PREDICT THE PRESIDENT – le Big Data reste dans la course

Les cinq étudiants du projet “Predict The President” reviennent sur leur méthode après les résultats du premier tour des présidentielles 2017. Leur modèle réalisé dans le cadre de la formation du Mastère Spécialisé Big Data de Télécom ParisTech a tourné pour la 1ere fois en conditions réelles à cette occasion. Ils exposent les limites et pistes d’amélioration de leur modèle ainsi que les atouts de leur démarche.

par Bertrand de Véricourt

Le 18 avril 2017, LePoint.fr publiait notre prédiction du 1er tour des élections présidentielles valable au 15 avril, dans le cadre d’un projet étudiant : nous souhaitions en effet explorer la piste des Big Data pour expérimenter de nouveaux angles méthodologiques par rapport aux estimations traditionnelles.

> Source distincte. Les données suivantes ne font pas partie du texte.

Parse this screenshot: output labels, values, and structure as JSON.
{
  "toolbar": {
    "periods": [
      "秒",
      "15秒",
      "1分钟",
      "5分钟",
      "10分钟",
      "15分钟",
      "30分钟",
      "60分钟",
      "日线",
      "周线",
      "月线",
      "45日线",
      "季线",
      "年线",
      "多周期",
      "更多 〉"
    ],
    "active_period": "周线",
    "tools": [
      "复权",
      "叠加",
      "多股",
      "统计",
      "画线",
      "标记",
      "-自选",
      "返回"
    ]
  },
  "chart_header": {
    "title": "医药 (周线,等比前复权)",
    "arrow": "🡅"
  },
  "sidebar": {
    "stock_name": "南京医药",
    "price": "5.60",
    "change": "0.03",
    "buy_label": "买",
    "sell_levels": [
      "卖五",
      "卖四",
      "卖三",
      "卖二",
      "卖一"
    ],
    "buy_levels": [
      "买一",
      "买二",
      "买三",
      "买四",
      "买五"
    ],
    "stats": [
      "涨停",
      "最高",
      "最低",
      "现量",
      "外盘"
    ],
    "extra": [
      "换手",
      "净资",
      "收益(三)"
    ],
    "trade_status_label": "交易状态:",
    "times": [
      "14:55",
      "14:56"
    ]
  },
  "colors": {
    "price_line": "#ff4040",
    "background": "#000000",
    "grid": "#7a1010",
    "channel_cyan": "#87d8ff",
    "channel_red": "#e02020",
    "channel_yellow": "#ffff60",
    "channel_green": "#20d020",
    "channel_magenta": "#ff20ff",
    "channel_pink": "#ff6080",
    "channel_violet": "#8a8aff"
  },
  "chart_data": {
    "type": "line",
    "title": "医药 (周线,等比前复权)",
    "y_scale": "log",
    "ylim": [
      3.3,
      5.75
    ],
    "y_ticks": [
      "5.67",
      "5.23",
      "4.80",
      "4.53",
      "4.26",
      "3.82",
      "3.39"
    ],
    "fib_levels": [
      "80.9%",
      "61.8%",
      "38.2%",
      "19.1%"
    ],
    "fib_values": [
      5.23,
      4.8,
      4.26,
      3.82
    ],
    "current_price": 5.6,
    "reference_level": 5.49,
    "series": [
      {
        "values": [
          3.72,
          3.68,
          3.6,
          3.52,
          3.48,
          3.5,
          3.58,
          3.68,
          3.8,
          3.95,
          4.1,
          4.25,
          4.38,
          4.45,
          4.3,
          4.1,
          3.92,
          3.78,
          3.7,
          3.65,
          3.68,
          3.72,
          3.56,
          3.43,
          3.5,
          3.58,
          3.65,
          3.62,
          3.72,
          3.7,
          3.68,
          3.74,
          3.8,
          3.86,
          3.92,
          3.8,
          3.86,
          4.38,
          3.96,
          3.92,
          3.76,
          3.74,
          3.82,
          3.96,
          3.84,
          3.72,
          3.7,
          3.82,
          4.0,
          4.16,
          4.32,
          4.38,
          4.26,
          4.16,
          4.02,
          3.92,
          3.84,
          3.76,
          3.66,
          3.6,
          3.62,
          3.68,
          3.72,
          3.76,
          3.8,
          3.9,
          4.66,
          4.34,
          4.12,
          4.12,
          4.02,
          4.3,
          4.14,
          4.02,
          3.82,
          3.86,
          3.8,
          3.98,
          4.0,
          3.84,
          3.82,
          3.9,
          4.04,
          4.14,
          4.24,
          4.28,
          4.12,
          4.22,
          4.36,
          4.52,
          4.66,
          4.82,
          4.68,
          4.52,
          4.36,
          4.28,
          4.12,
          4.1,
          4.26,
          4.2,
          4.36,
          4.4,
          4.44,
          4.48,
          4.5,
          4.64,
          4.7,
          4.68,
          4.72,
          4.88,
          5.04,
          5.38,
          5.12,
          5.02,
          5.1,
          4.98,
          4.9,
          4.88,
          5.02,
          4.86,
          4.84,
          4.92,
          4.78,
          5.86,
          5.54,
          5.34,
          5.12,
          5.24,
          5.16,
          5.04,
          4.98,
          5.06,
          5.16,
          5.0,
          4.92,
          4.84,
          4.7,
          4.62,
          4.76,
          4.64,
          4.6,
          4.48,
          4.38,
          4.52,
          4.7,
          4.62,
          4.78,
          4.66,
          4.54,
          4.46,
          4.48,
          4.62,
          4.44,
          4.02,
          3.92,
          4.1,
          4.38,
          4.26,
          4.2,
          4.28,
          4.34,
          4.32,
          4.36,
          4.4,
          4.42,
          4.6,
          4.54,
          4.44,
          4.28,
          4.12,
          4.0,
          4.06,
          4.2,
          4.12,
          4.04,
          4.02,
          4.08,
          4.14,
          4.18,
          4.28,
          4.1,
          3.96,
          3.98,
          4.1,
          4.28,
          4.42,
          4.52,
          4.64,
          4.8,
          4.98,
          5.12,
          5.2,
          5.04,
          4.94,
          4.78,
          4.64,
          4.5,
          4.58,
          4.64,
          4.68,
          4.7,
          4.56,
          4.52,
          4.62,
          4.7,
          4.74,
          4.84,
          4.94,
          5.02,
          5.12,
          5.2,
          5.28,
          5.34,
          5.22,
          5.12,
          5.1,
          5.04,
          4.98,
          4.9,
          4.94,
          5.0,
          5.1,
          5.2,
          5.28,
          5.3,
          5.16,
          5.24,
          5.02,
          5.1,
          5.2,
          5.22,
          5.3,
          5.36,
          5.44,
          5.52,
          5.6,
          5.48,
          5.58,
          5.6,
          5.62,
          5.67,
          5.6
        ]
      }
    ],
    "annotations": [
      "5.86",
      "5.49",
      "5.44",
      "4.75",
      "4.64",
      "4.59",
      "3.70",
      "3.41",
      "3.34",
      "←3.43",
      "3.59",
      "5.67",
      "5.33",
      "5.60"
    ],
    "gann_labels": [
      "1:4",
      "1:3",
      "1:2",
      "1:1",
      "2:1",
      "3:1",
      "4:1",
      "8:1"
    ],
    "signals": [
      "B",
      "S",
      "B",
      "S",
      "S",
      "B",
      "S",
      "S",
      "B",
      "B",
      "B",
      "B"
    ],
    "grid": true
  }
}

Nous avons ainsi élaboré une modélisation du paysage électoral français en intégrant des données socio-démographiques sur plusieurs années au niveau départemental afin d’estimer les réservoirs de voix des grandes familles politiques ;  nous avons ensuite ajusté les scores en croisant des données issues d’internet et les intentions de vote mesurées par les différents instituts de sondage dans le but de capter les tendances en temps réel sur les candidats. Les données du web incluaient le volume des recherches sur Google et le sentiment exprimé dans les tweets.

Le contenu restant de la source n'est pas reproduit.